Cates writing pulls us into an intriguing family of wealth and prestige, with a secret. Several dynamics are at hand, and rhetorically, Cates touches upon the idea that our behavior is learned and trickles from the head (parents) down (generational). While Lena, the matriarch of this family, protects her own secret closet by any means necessary, her son is on a journey of secret building in his own life that could be catastrophic to the family name.
It is immediately clear to the reader, when Reynolds Bryden Colby Lang is stuttering over his vows to the beautiful and socially desirable Blair Lindsey Cannon, that there are problems ahead. But Cates is so sly in leading us through different corridors of the maze, keeping us off kilter about who the real secret keeper is that the reader willingly pursues. Eventually, and the reader is amazed at the depth to which Lena Lang, family matriarch, will go to hide something of which she is ashamed. Her concern over public image, societal standing, and immersing her past so deeply that it cannot be dug up cost her sanity, in the end.

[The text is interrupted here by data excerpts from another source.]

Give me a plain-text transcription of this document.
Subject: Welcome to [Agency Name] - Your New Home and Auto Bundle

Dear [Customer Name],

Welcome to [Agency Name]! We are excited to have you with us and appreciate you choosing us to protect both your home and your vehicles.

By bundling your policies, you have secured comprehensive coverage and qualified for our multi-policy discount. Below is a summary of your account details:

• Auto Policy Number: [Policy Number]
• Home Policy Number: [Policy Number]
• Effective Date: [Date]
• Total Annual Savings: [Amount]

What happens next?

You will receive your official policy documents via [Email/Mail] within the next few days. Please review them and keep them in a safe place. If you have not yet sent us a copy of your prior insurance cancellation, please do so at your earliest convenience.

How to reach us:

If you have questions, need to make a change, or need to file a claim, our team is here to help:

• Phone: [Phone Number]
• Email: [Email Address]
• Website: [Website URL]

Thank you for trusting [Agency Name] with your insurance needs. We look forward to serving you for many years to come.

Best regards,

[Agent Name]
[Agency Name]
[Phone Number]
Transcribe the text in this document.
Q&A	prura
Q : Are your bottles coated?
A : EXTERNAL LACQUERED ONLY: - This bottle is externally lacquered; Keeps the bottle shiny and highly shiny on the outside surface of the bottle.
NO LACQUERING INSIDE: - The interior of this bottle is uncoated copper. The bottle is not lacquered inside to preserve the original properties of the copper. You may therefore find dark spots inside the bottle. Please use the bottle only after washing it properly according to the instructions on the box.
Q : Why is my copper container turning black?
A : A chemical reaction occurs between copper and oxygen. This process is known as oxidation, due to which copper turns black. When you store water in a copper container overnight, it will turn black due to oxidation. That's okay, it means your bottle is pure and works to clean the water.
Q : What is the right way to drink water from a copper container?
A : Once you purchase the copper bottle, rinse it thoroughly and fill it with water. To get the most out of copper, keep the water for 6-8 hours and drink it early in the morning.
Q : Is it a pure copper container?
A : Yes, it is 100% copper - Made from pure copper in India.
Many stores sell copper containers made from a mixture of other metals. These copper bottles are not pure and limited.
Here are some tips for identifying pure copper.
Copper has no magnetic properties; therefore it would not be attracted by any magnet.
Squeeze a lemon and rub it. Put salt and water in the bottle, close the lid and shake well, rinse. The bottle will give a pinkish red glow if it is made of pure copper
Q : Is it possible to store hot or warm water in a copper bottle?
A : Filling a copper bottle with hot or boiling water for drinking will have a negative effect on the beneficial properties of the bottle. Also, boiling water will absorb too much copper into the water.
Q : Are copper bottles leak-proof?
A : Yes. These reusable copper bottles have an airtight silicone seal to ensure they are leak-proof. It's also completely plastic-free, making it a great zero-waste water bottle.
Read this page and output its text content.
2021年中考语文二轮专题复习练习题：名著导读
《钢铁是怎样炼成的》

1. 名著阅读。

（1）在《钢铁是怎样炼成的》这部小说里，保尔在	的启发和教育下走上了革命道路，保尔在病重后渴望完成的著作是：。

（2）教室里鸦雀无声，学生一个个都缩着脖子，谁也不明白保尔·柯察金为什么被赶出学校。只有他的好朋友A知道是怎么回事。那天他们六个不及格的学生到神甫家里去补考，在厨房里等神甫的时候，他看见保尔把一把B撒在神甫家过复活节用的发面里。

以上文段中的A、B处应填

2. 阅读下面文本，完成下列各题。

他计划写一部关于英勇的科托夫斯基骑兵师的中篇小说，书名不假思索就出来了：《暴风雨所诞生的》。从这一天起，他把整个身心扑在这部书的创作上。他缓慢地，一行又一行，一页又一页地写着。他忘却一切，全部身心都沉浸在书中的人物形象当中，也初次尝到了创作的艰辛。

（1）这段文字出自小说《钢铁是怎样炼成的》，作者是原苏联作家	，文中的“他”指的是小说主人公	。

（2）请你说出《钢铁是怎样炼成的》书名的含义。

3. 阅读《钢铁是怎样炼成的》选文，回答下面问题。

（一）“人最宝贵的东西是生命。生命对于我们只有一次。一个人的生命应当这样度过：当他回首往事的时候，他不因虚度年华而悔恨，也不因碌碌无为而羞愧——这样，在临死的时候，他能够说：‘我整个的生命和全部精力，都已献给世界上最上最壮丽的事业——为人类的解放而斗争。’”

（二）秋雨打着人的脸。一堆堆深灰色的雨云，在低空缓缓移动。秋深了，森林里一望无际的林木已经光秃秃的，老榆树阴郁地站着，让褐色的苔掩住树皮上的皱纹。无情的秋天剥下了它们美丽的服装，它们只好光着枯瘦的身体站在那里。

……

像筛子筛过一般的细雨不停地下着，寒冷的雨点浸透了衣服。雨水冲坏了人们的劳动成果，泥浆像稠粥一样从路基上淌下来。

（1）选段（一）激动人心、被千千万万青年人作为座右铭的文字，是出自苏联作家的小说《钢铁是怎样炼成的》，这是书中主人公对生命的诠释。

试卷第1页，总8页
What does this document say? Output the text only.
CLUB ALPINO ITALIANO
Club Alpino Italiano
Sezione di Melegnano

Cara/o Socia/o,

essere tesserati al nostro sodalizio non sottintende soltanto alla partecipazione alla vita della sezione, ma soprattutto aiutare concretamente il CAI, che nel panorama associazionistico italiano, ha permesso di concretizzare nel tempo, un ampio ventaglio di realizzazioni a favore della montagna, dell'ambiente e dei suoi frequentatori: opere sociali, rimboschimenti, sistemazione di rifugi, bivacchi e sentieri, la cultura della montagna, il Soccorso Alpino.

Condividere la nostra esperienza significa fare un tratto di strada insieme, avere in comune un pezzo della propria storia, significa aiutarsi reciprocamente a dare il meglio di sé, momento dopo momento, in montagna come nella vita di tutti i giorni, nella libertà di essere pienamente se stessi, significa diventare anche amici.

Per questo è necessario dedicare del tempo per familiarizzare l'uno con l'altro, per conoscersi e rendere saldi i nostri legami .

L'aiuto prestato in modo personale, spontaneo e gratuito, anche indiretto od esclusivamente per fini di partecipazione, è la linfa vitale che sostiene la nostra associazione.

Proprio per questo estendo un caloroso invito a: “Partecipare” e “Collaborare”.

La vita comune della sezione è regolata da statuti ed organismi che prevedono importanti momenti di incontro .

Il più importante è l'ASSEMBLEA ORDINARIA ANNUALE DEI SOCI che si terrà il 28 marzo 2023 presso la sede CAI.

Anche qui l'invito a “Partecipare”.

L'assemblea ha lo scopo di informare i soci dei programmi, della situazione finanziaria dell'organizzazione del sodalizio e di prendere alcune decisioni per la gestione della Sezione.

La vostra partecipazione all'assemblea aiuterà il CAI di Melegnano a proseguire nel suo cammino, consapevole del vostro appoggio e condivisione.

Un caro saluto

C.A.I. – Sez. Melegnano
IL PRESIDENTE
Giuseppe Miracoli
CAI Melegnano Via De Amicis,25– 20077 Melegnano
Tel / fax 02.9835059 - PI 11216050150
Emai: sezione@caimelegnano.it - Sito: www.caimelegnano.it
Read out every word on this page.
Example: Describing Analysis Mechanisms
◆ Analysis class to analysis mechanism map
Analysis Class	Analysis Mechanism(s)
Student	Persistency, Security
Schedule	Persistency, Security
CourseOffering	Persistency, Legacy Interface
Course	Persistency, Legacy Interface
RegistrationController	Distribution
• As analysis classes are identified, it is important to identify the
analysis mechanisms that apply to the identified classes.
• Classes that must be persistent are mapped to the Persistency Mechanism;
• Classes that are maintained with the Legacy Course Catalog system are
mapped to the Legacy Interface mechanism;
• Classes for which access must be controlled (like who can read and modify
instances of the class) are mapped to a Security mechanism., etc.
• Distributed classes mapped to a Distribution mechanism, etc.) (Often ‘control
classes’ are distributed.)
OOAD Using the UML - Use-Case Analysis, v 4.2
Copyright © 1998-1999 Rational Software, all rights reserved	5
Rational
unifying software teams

Once I was into the novel, I was invested - I needed to know what the secret was that Deena was hiding. Then, I needed to travel with her children as they got closer and closer to the truth about who their mother was, and in turn, who they were as well.
I am impressed with the development of Cates characters, as they grow throughout the story, and the dialogue is so smooth you can almost hear dialects change. Although I felt there was more I needed to know about some of the characters, like Lena's sisters and the fleshing out of their shared past, I see many of the characters having story lines of their own in the future. I cannot wait to be a part of them.